According to a new international study, led by Dr. Keith Murai, associate professor in the Department of Neurology and Neurosurgery at McGill University Health Centre, a new molecule has been identified that puts the brakes on brain processing. When this molecule is removed, brain function and memory recall is improved.

The study, published this month in Cell Reports, focuses on the protein FXR1P, or Fragile X-Related Protein 1. Like many proteins, this one doesn't seem to do much to the cell directly, but rather it regulates the activity of other genes and proteins by controlling whether and how much they are made.

What makes FXR1P fascinating as a regulator is that it doesn't control some random assortment of genes; it seems to specifically chaperone proteins we already know are associated with memory formation. FXR1P is a brake protein, stopping us from building too many memory-critical proteins. So, if the researchers suppress formation of FXR1P, it can't suppress the production of memory-forming proteins, thus increasing memory potential — at least in mice.

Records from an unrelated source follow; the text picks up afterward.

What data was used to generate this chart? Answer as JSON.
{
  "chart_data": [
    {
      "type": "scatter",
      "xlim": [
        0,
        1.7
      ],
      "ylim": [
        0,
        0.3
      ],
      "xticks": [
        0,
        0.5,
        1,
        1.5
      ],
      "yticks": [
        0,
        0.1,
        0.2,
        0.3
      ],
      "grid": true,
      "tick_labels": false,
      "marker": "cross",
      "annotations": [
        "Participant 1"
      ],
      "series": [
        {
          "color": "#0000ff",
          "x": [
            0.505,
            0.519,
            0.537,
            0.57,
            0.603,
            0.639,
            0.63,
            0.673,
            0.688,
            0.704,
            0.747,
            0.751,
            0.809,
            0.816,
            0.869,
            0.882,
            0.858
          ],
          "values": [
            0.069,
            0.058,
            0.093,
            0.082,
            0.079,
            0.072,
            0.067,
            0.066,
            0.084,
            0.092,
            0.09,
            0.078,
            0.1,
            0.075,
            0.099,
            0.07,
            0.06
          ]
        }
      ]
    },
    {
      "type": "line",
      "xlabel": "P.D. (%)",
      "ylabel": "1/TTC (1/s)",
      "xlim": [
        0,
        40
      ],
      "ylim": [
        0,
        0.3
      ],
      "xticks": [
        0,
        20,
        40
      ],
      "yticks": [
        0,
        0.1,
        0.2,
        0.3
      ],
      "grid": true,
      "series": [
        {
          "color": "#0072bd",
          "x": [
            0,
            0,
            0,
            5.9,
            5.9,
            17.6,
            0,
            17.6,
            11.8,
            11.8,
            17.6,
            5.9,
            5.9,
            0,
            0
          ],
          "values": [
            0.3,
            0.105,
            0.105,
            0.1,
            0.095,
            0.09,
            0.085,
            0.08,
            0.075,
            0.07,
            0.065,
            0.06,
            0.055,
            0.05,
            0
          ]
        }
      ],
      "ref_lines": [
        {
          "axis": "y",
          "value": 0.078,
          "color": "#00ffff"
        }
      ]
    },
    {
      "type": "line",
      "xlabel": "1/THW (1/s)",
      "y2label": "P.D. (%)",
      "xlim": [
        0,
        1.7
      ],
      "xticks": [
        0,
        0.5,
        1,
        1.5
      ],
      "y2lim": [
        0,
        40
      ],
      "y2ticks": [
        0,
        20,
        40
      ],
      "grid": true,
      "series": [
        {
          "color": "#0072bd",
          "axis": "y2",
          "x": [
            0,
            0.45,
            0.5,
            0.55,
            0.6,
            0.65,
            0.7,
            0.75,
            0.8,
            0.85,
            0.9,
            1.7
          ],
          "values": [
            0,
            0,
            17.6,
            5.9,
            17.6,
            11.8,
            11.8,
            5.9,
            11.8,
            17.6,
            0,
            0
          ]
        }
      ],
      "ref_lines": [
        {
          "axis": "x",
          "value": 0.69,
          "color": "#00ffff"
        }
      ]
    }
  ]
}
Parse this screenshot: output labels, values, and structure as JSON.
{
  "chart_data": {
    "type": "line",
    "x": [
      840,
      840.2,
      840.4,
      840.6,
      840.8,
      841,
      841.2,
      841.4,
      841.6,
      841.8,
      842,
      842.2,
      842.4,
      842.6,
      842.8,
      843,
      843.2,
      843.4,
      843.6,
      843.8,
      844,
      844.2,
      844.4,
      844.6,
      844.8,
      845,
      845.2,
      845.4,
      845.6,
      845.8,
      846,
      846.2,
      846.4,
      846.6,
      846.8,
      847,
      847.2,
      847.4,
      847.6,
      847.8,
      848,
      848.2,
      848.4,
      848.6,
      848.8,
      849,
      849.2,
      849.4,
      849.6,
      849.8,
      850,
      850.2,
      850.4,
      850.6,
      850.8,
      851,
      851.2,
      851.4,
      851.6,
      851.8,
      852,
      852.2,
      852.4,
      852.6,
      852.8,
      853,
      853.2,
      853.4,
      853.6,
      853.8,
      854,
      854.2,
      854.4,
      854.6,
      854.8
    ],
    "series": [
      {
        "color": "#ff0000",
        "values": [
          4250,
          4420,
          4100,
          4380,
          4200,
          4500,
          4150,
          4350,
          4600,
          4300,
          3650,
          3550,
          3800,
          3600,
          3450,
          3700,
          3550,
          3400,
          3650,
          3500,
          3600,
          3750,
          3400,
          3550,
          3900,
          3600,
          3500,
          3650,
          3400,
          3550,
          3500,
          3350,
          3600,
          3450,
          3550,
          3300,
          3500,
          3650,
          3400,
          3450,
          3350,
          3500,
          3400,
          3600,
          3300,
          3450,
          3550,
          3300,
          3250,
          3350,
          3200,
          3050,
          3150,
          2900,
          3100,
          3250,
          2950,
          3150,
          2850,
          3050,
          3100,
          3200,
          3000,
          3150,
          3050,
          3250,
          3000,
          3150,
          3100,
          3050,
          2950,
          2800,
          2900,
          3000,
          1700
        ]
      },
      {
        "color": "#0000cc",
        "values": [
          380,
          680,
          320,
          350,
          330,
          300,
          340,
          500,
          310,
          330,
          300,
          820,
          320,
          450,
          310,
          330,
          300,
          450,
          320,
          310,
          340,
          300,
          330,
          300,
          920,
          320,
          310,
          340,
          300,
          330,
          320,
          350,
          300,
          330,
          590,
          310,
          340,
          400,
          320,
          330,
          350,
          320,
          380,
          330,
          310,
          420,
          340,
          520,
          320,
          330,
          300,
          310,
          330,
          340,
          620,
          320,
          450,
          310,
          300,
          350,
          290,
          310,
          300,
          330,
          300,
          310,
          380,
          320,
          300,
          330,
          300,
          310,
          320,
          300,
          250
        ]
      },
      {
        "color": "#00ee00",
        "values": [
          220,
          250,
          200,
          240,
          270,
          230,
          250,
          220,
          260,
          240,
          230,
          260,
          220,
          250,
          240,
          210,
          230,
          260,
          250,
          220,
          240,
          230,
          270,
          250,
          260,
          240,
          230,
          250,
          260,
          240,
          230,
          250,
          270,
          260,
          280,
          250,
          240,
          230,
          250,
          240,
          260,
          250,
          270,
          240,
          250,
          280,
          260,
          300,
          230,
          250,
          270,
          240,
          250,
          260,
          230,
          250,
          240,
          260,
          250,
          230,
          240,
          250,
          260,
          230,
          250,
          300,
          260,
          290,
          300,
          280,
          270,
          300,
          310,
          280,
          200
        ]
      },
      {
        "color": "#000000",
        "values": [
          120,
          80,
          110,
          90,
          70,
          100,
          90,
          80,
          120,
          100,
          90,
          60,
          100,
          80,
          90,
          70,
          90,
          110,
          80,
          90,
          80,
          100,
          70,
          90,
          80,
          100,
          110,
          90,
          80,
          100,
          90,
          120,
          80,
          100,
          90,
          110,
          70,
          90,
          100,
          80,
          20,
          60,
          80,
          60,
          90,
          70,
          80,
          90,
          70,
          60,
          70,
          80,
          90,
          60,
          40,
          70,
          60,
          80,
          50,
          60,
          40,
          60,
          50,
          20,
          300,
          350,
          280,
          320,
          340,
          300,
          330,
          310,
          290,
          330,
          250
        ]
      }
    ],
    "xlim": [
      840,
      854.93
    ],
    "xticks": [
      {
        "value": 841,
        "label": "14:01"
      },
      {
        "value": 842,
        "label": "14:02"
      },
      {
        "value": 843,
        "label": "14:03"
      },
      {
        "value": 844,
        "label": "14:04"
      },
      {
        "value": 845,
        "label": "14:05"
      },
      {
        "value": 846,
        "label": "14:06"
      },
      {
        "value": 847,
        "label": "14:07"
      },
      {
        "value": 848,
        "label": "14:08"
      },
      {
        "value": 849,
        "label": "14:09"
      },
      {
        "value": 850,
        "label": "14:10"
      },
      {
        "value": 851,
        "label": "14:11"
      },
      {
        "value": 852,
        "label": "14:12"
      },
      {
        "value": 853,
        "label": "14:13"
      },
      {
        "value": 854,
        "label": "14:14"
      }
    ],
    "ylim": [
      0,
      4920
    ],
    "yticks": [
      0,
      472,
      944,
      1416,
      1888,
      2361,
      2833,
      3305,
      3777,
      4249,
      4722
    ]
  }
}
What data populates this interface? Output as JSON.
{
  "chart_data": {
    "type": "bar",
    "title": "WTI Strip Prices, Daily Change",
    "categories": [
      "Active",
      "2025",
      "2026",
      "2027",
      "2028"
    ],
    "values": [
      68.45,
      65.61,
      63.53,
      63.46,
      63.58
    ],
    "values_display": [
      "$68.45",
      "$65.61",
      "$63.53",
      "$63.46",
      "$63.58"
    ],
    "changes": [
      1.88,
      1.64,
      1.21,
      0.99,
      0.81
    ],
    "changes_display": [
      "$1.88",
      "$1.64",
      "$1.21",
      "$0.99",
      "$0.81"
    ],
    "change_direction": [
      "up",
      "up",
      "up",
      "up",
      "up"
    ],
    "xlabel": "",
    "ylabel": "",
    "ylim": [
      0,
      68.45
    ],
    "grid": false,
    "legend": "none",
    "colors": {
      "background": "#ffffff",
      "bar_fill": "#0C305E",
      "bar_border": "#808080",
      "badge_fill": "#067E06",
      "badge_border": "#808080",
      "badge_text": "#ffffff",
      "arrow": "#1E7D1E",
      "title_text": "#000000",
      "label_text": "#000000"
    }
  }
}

These study findings have provided fundamental knowledge about how the brain processes information. A new pathway that directly regulates how information is handled has been identified, and this could have relevance for understanding and treating neurodevelopmental and neurodegenerative diseases.

For example, by manipulating FXR1P, we could decrease certain brain activity in autism or enhance the activity in Alzheimer's disease, thus improving the quality of life of people suffering from brain diseases.